SparkSubmit
Submit an Apache Spark batch workload to a Google Cloud Dataproc cluster.
For more details, check out the Apache Spark documentation.
type: "io.kestra.plugin.gcp.dataproc.batches.SparkSubmit"
Examples
id: gcp_dataproc_spark_submit
namespace: company.team
tasks:
- id: spark_submit
type: io.kestra.plugin.gcp.dataproc.batches.SparkSubmit
jarFileUris:
- 'gs://spark-jobs-kestra/spark-examples.jar'
mainClass: org.apache.spark.examples.SparkPi
args:
- 1000
name: test-spark
region: europe-west3
Properties
mainClass *Requiredstring
The name of the driver main class.
The jar file that contains the class must be in the classpath or specified in jarFileUris
name *Requiredstring
The batch name
region *Requiredstring
The region
archiveUris array
HCFS URIs of archives to be extracted into the working director of each executor. Supported file types: .jar
, .tar
, .tar.gz
, .tgz
, and .zip
.
Hadoop Compatible File System (HCFS) URIs should be accessible from the cluster. Can be a GCS file with the gs:// prefix, an HDFS file on the cluster with the hdfs:// prefix, or a local file on the cluster with the file:// prefix
args array
The arguments to pass to the driver.
Do not include arguments that can be set as batch properties, such as --conf
, since a collision can occur that causes an incorrect batch submission.
execution AbstractBatch-ExecutionConfiguration
Execution configuration for a workload.
fileUris array
HCFS URIs of files to be placed in the working directory of each executor.

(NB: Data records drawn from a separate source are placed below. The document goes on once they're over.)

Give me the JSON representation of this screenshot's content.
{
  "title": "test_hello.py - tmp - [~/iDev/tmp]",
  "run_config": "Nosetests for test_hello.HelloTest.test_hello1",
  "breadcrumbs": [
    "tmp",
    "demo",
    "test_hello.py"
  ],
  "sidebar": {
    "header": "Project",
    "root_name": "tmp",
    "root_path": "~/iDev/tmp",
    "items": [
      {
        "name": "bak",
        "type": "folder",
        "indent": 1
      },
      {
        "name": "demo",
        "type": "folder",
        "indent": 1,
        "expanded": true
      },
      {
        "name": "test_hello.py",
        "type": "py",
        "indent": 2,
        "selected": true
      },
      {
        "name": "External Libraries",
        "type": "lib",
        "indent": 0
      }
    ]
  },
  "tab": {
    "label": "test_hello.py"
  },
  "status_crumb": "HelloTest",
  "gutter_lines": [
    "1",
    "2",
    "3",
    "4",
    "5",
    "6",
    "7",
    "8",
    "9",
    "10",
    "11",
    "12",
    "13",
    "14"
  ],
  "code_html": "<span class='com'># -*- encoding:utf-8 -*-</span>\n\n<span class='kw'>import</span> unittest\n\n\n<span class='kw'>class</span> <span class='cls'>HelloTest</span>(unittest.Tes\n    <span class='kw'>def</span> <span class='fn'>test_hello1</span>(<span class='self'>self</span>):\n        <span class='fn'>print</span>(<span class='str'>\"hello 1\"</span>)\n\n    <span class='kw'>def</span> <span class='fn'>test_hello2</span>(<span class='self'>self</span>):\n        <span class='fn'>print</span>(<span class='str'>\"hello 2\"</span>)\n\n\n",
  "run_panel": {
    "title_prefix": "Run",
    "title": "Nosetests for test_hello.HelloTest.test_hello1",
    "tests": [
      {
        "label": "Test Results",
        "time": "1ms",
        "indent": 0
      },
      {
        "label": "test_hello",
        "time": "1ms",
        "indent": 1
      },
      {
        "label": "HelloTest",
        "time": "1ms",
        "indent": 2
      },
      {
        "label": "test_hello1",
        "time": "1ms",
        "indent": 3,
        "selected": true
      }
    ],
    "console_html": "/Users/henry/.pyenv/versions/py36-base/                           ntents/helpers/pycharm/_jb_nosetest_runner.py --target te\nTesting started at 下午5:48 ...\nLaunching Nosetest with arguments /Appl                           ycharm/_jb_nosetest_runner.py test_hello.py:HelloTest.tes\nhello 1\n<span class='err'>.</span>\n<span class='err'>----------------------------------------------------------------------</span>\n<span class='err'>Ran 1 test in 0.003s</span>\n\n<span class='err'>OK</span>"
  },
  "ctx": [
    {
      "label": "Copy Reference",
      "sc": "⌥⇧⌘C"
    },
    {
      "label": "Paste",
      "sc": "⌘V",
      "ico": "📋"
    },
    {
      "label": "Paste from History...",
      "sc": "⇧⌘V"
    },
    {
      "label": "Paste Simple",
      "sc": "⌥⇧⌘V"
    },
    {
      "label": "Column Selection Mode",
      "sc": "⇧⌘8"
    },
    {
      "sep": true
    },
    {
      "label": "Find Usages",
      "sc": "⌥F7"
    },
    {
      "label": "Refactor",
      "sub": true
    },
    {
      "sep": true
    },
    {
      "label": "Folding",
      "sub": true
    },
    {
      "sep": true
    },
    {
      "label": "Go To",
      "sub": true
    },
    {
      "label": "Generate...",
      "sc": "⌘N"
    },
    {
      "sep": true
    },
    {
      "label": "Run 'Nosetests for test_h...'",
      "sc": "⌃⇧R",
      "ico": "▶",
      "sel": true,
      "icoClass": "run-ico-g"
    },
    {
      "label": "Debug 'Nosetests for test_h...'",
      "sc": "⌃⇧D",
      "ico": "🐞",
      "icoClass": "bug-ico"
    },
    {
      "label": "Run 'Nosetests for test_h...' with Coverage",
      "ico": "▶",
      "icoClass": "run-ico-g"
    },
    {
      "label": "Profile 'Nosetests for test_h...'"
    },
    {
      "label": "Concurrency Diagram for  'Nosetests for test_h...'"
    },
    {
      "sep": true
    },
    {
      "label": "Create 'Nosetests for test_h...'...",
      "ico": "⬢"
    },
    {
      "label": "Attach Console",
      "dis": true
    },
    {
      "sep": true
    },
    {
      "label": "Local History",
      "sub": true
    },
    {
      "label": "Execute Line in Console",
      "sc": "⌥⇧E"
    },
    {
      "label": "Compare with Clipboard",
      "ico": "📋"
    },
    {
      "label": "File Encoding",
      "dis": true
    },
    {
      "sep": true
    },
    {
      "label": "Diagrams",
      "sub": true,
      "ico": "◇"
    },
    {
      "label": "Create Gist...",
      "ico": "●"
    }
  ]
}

Hadoop Compatible File System (HCFS) URIs should be accessible from the cluster. Can be a GCS file with the gs:// prefix, an HDFS file on the cluster with the hdfs:// prefix, or a local file on the cluster with the file:// prefix
impersonatedServiceAccount string
The GCP service account to impersonate.
jarFileUris array
HCFS URIs of jar files to add to the classpath of the Spark driver and tasks.
Hadoop Compatible File System (HCFS) URIs should be accessible from the cluster. Can be a GCS file with the gs:// prefix, an HDFS file on the cluster with the hdfs:// prefix, or a local file on the cluster with the file:// prefix
peripherals AbstractBatch-PeripheralsConfiguration
Peripherals configuration for a workload.
projectId string
The GCP project ID.
runtime AbstractBatch-RuntimeConfiguration
Runtime configuration for a workload.
scopes array
["https://www.googleapis.com/auth/cloud-platform"]
The GCP scopes to be used.
serviceAccount string
The GCP service account.
Outputs
state string
STATE_UNSPECIFIED
PENDING
RUNNING
CANCELLING
CANCELLED
SUCCEEDED
FAILED
UNRECOGNIZED
The state of the batch.
Definitions
io.kestra.plugin.gcp.dataproc.batches.AbstractBatch-PeripheralsConfiguration
metastoreService string
Resource name of an existing Dataproc Metastore service.
Example: projects/[project_id]/locations/[region]/services/[service_id]
sparkHistoryServer AbstractBatch-SparkHistoryServerConfiguration
Resource name of an existing Dataproc Metastore service.
Example: projects/[project_id]/locations/[region]/services/[service_id]
io.kestra.plugin.gcp.dataproc.batches.AbstractBatch-RuntimeConfiguration
containerImage string
Optional custom container image for the job runtime environment.
If not specified, a default container image will be used.
properties object
properties used to configure the workload execution (map of key/value pairs).
version string
Version of the batch runtime.
io.kestra.plugin.gcp.dataproc.batches.AbstractBatch-SparkHistoryServerConfiguration
dataprocCluster string
Resource name of an existing Dataproc Cluster to act as a Spark History Server for the workload.
Example: projects/[project_id]/regions/[region]/clusters/[cluster_name]
io.kestra.plugin.gcp.dataproc.batches.AbstractBatch-ExecutionConfiguration
kmsKey string
The Cloud KMS key to use for encryption.
networkTags array
Tags used for network traffic control.
networkUri string
Network URI to connect workload to.
serviceAccountEmail string
Service account used to execute workload.
subnetworkUri string
Subnetwork URI to connect workload to.